- Supreme Court of Canada

Hearing: March 3, 1988 Judgment: October 20, 1988
- Full case name: The British Columbia Government Employees' Union v. The Attorney General of British Columbia
- Citations: [1988] 2 S.C.R. 214
- Docket No.: 19518
- Prior history: Judgment for the Attorney General of British Columbia in the British Columbia Court of Appeal
- Ruling: Appeal dismissed.

Holding
- A court has the authority to find picketers in contempt of court if they obstruct people officially connected with the court or its process, or prevents the public from accessing the court, notwithstanding the picket is otherwise lawful. Preventing such picketing does not infringe the Canadian Charter of Rights and Freedoms.

Court membership
- Chief Justice: Brian Dickson Puisne Justices: Jean Beetz, Willard Estey, William McIntyre, Antonio Lamer, Bertha Wilson, Gerald Le Dain, Gérard La Forest, Claire L'Heureux-Dubé

Reasons given
- Majority: Dickson (paras. 1–73)
- Concurrence: McIntyre (paras. 74–78)
- Beetz, Estey, and Le Dain took no part in the consideration or decision of the case.

= British Columbia Government Employees' Union v British Columbia (AG) =

British Columbia Government Employees' Union v British Columbia (AG), [1988] 2 S.C.R. 214 is a leading Supreme Court of Canada decision on the right to picket as a freedom of expression under section 2(b) of Canadian Charter of Rights and Freedoms.

==Background==
In November 1983, the British Columbia Government and Service Employees' Union (BCGEU), of which the employees of the superior courts were members, went on strike. The staff of the British Columbia Supreme Court picketed outside of the court house and only let in a minimum number of people needed for urgent cases. When Chief Justice Allan McEachern arrived in the morning to see the staff picketing he went to his office and issued an order on his own motion prohibiting picket lines outside of courthouses in British Columbia.

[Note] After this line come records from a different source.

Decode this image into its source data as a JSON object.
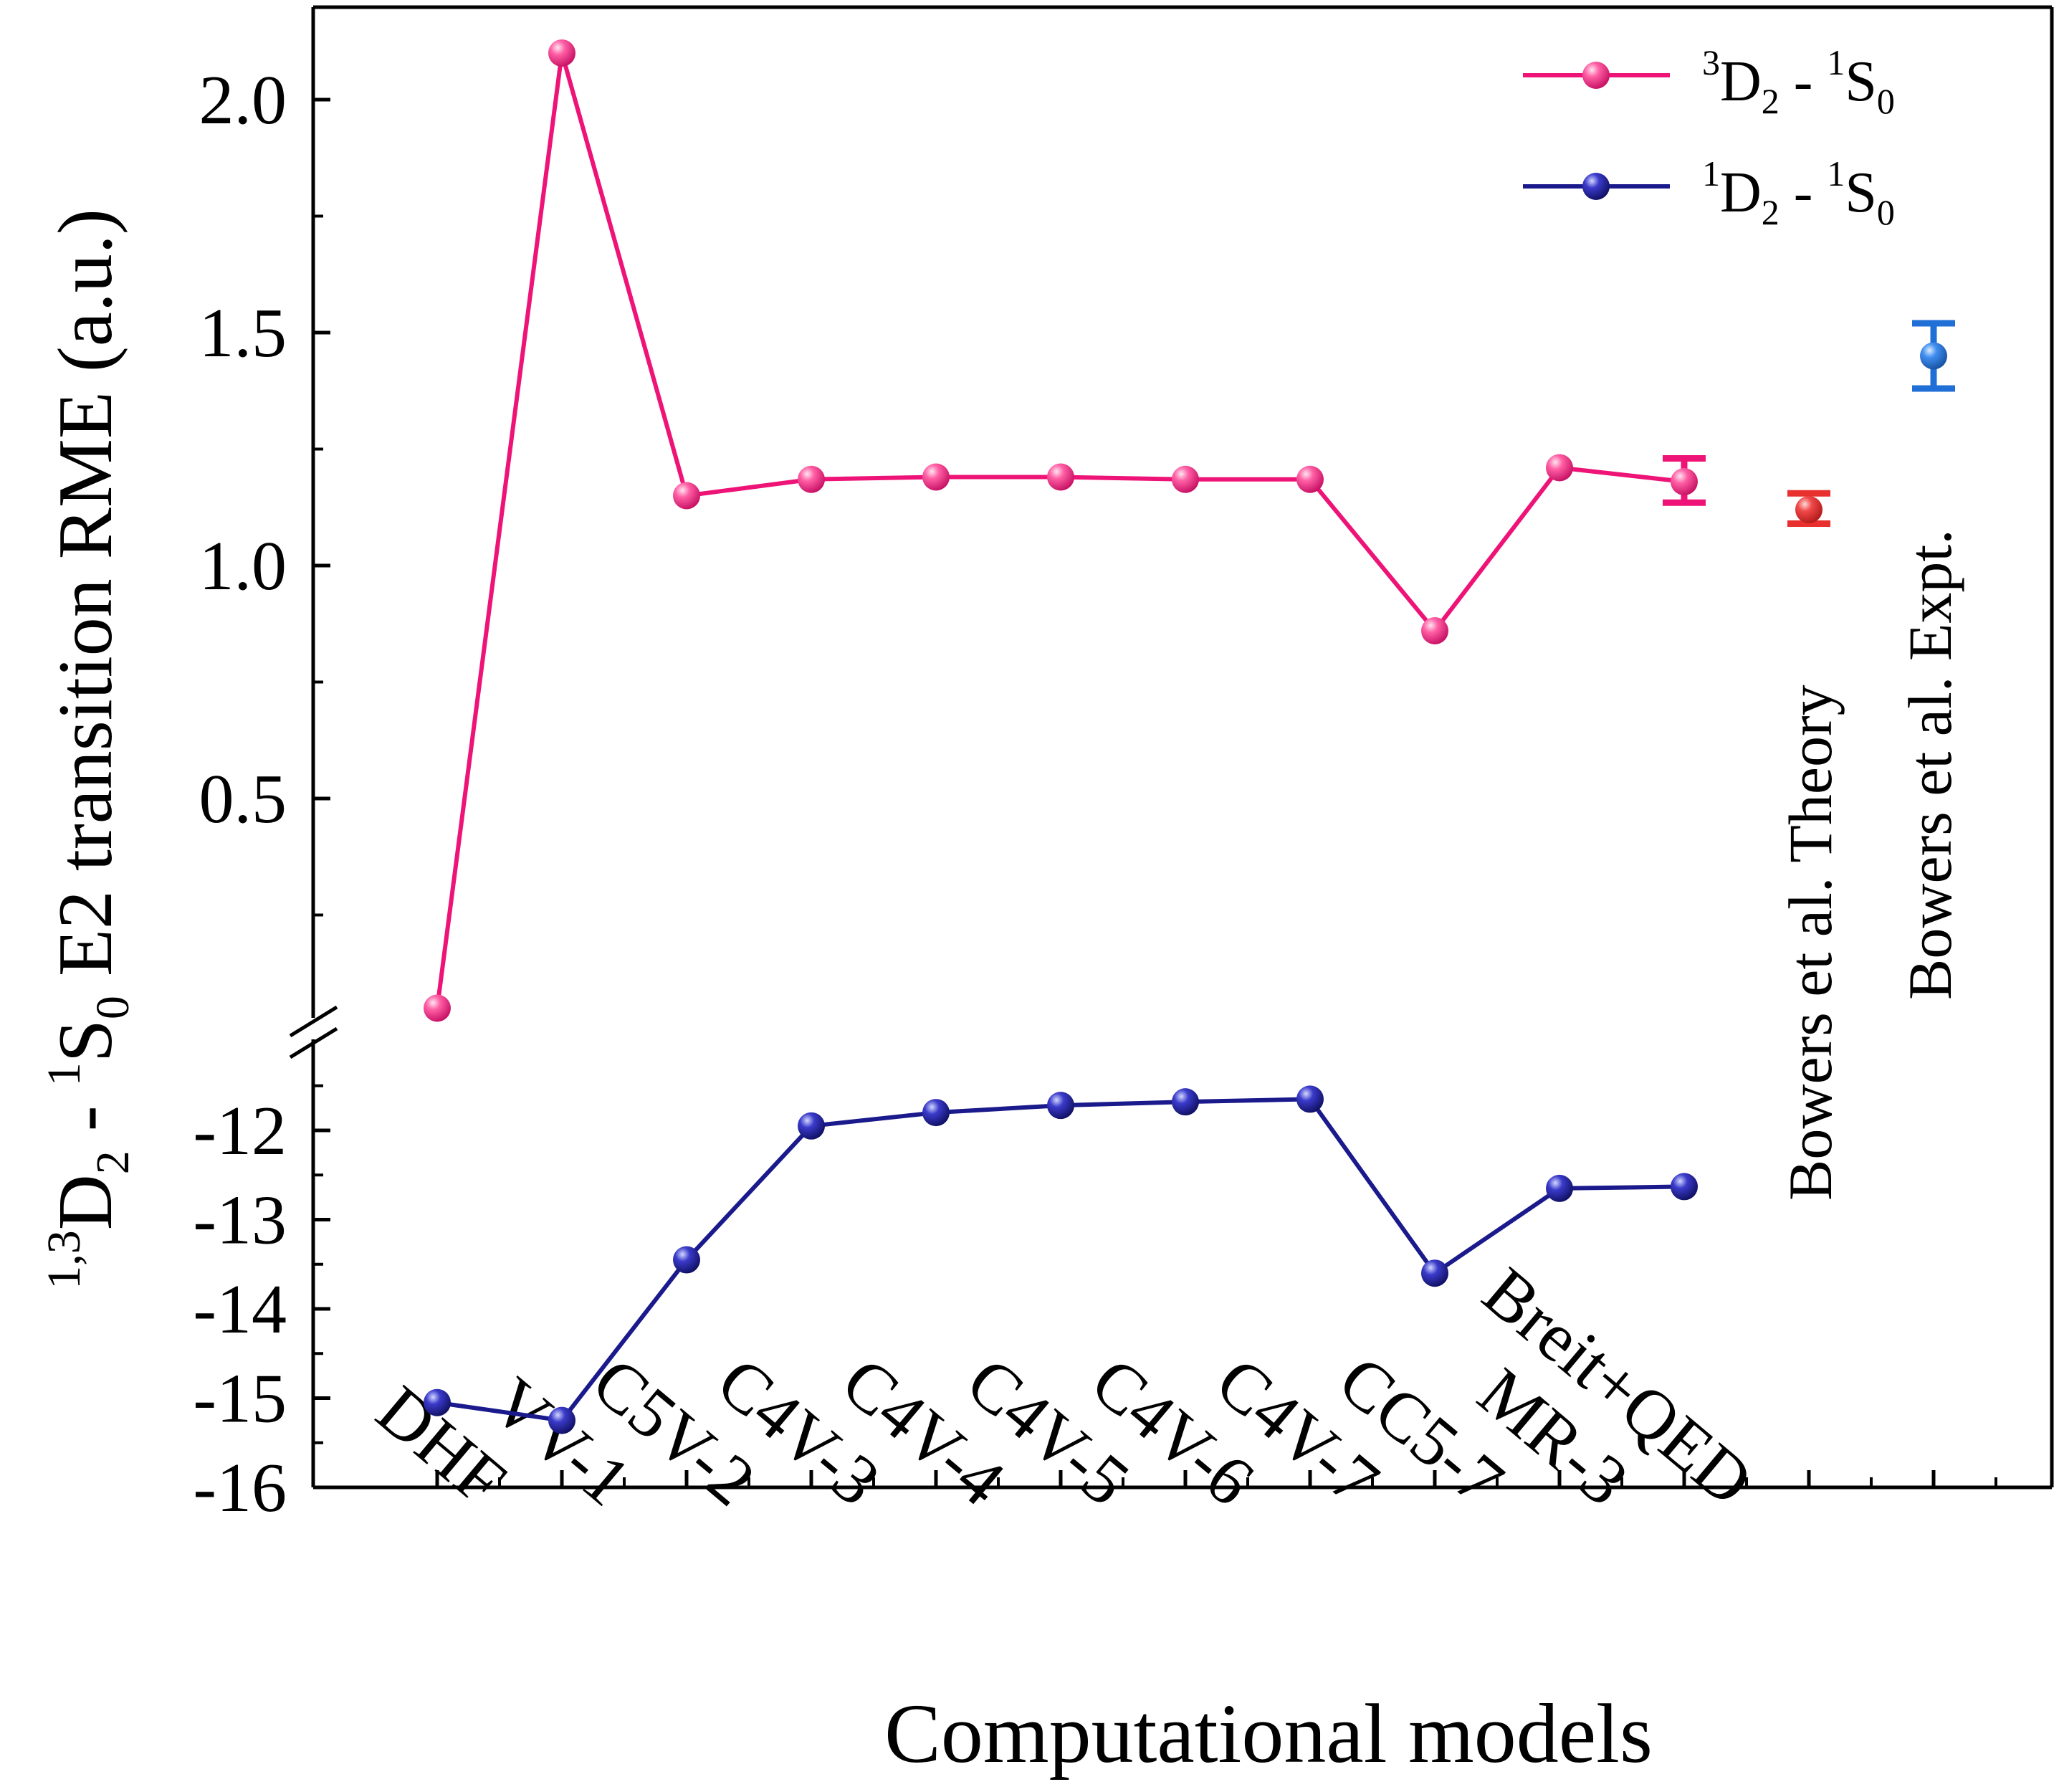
{
  "chart_data": {
    "type": "line",
    "xlabel": "Computational models",
    "ylabel": {
      "pre_sup": "1,3",
      "d": "D",
      "d_sub": "2",
      "dash": " - ",
      "s_sup": "1",
      "s": "S",
      "s_sub": "0",
      "rest": " E2 transition RME (a.u.)"
    },
    "categories": [
      "DHF",
      "VV-1",
      "C5V-2",
      "C4V-3",
      "C4V-4",
      "C4V-5",
      "C4V-6",
      "C4V-7",
      "CC5-7",
      "MR-3",
      "Breit+QED",
      "",
      ""
    ],
    "upper_axis": {
      "ylim": [
        0.1,
        2.2
      ],
      "ticks": [
        2.0,
        1.5,
        1.0,
        0.5
      ],
      "tick_labels": [
        "2.0",
        "1.5",
        "1.0",
        "0.5"
      ]
    },
    "lower_axis": {
      "ylim": [
        -16,
        -11
      ],
      "ticks": [
        -12,
        -13,
        -14,
        -15,
        -16
      ],
      "tick_labels": [
        "-12",
        "-13",
        "-14",
        "-15",
        "-16"
      ]
    },
    "series": [
      {
        "name": "3D2 - 1S0",
        "legend": {
          "sup1": "3",
          "main1": "D",
          "sub1": "2",
          "dash": " - ",
          "sup2": "1",
          "main2": "S",
          "sub2": "0"
        },
        "axis": "upper",
        "color": "#ee1477",
        "x": [
          0,
          1,
          2,
          3,
          4,
          5,
          6,
          7,
          8,
          9,
          10
        ],
        "values": [
          0.05,
          2.1,
          1.15,
          1.185,
          1.19,
          1.19,
          1.185,
          1.185,
          0.86,
          1.21,
          1.18
        ],
        "error_bars": [
          {
            "x": 10,
            "value": 1.18,
            "low": 1.135,
            "high": 1.23
          }
        ]
      },
      {
        "name": "1D2 - 1S0",
        "legend": {
          "sup1": "1",
          "main1": "D",
          "sub1": "2",
          "dash": " - ",
          "sup2": "1",
          "main2": "S",
          "sub2": "0"
        },
        "axis": "lower",
        "color": "#1a1a8c",
        "x": [
          0,
          1,
          2,
          3,
          4,
          5,
          6,
          7,
          8,
          9,
          10
        ],
        "values": [
          -15.05,
          -15.25,
          -13.45,
          -11.95,
          -11.8,
          -11.72,
          -11.68,
          -11.65,
          -13.6,
          -12.65,
          -12.63
        ]
      }
    ],
    "reference_points": [
      {
        "label": "Bowers et al. Theory",
        "x": 11,
        "value": 1.12,
        "low": 1.09,
        "high": 1.155,
        "color": "#e8302f"
      },
      {
        "label": "Bowers et al. Expt.",
        "x": 12,
        "value": 1.45,
        "low": 1.38,
        "high": 1.52,
        "color": "#1f6fd6"
      }
    ]
  }
}
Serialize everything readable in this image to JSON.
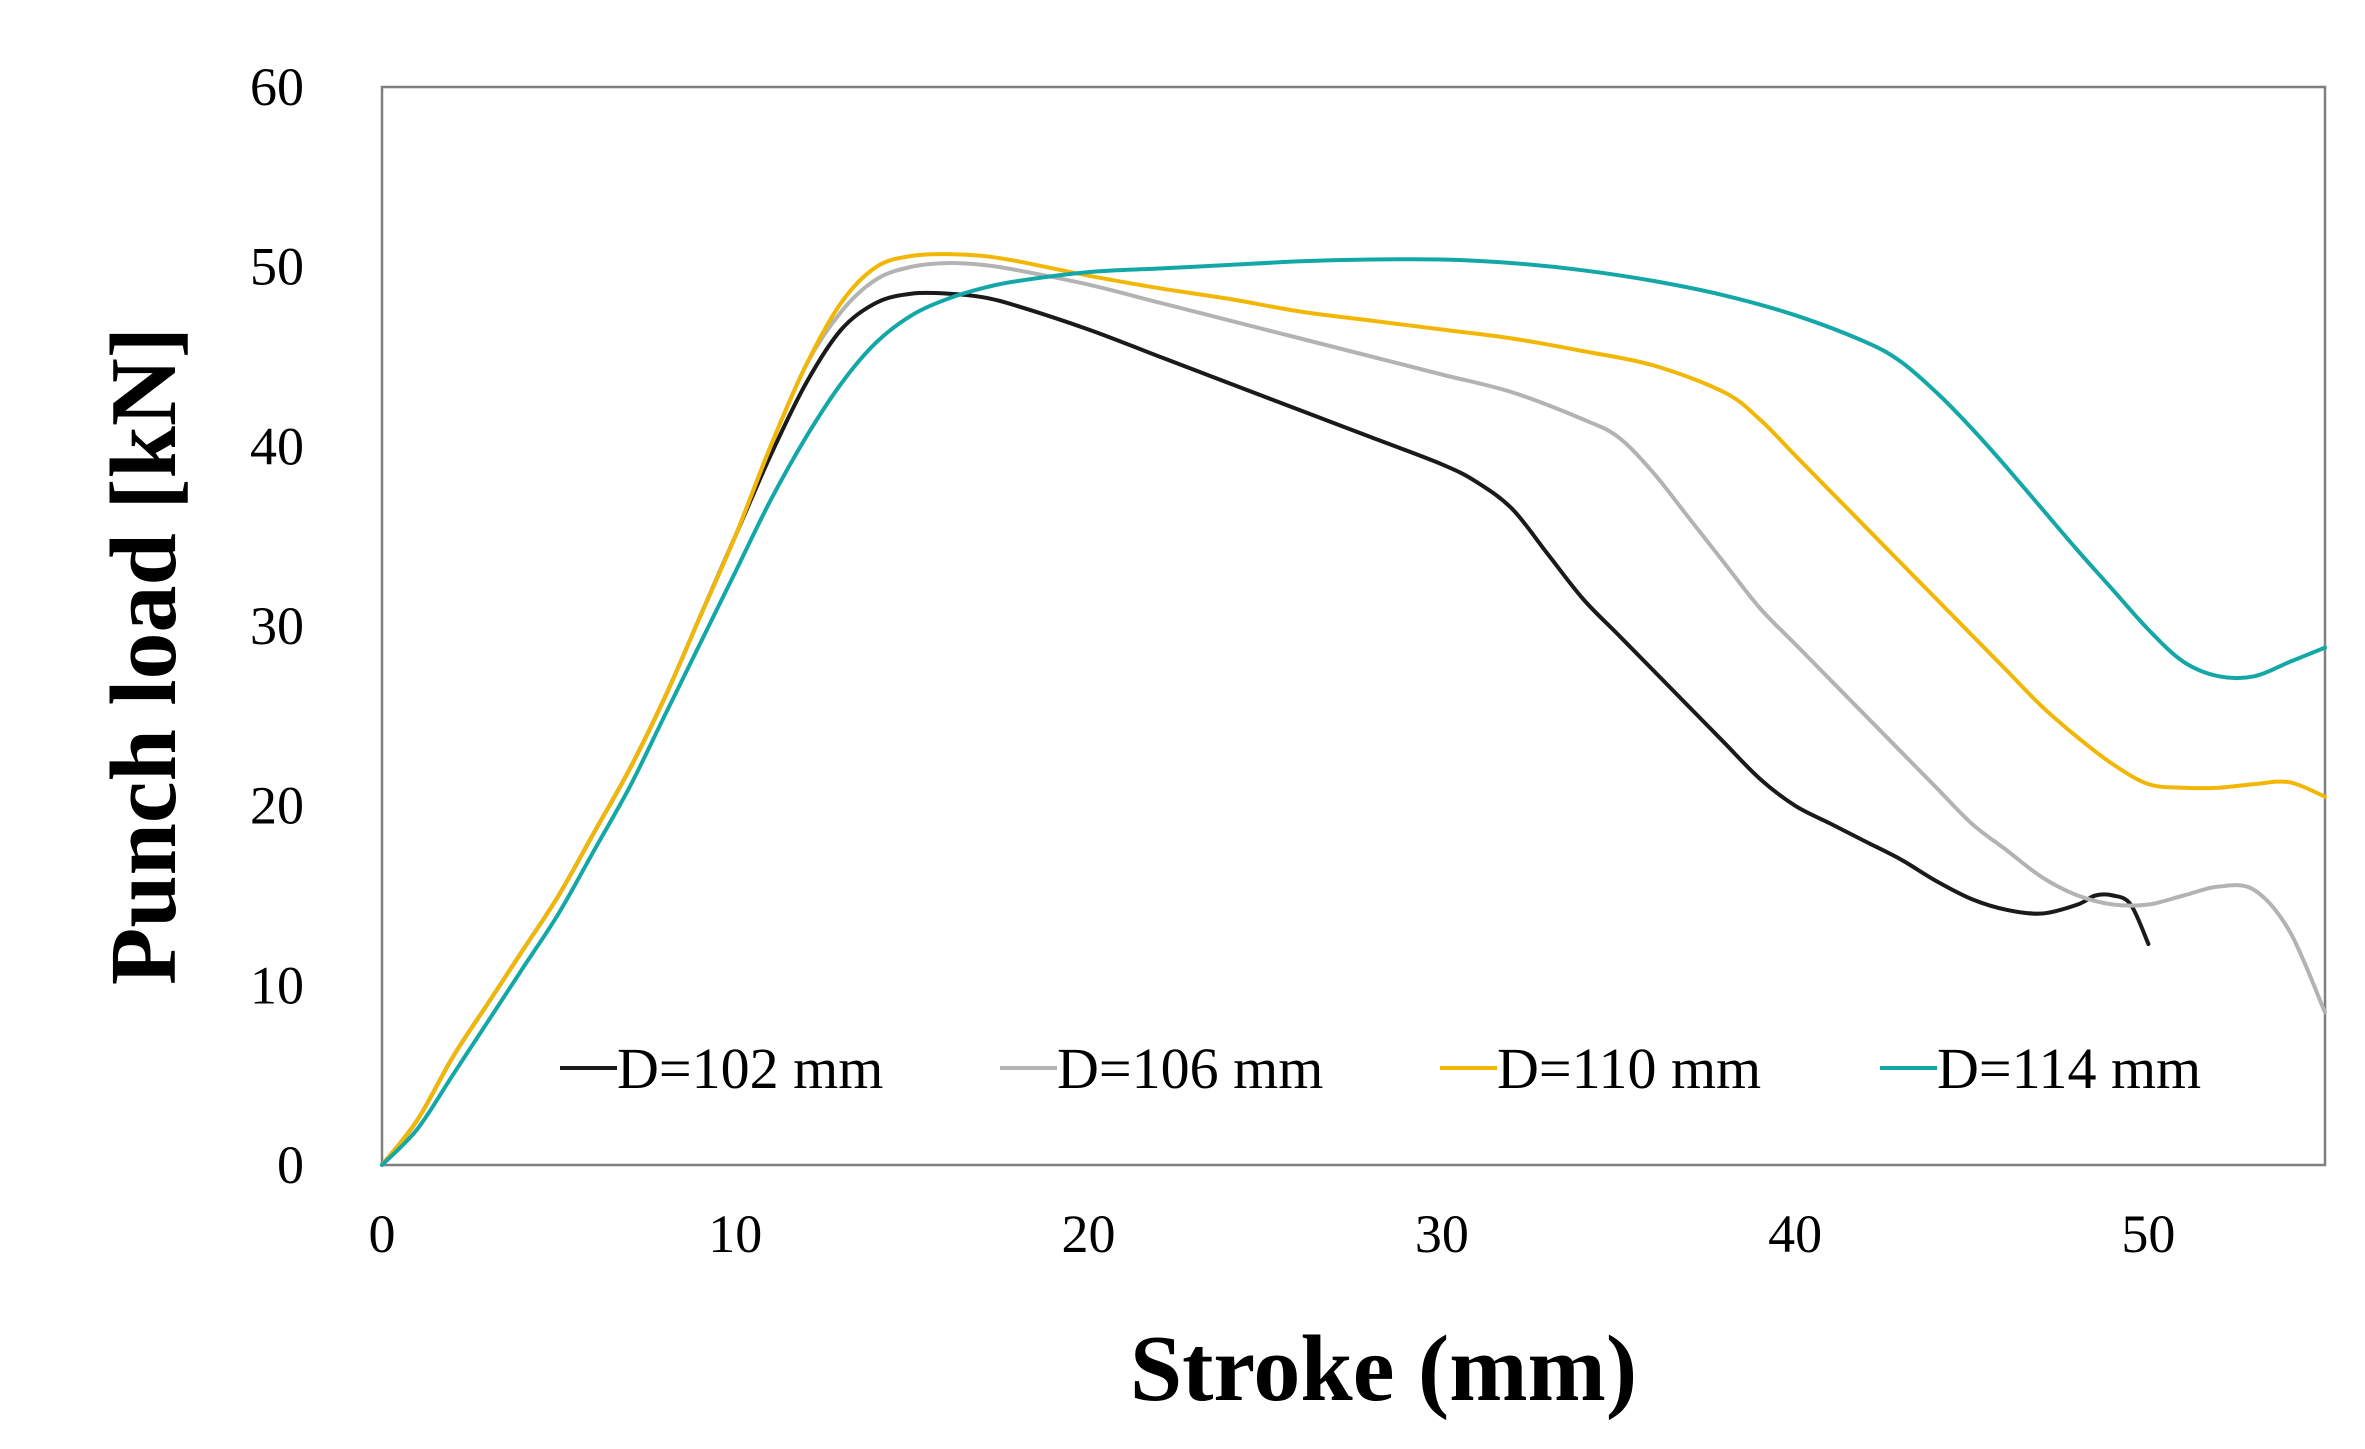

The issues before the Supreme Court of Canada were:
1. whether the judge could constitutionally enjoin picketing of court-houses by a union representing court employees engaged in a lawful strike;
2. whether an enactment by a provincial legislature or by Parliament could validly deprive a judge of a Supreme Court of his inherent authority to protect the functions and processes of his and other courts without an amendment to the Constitution of Canada;
3. whether the order restraining picketing and other activities within the precincts of all court-houses in British Columbia infringed or denied the rights and freedoms guaranteed by ss. 2(b), (c), 7, 11(a), (c) and (d) of the Canadian Charter of Rights and Freedoms, and if so, whether the order was justified by s. 1 of the Charter.

The majority held that the judge could enjoin the picketers and that his order violated the freedom of expression under section 2(b) of the Charter, but was saved under section 1.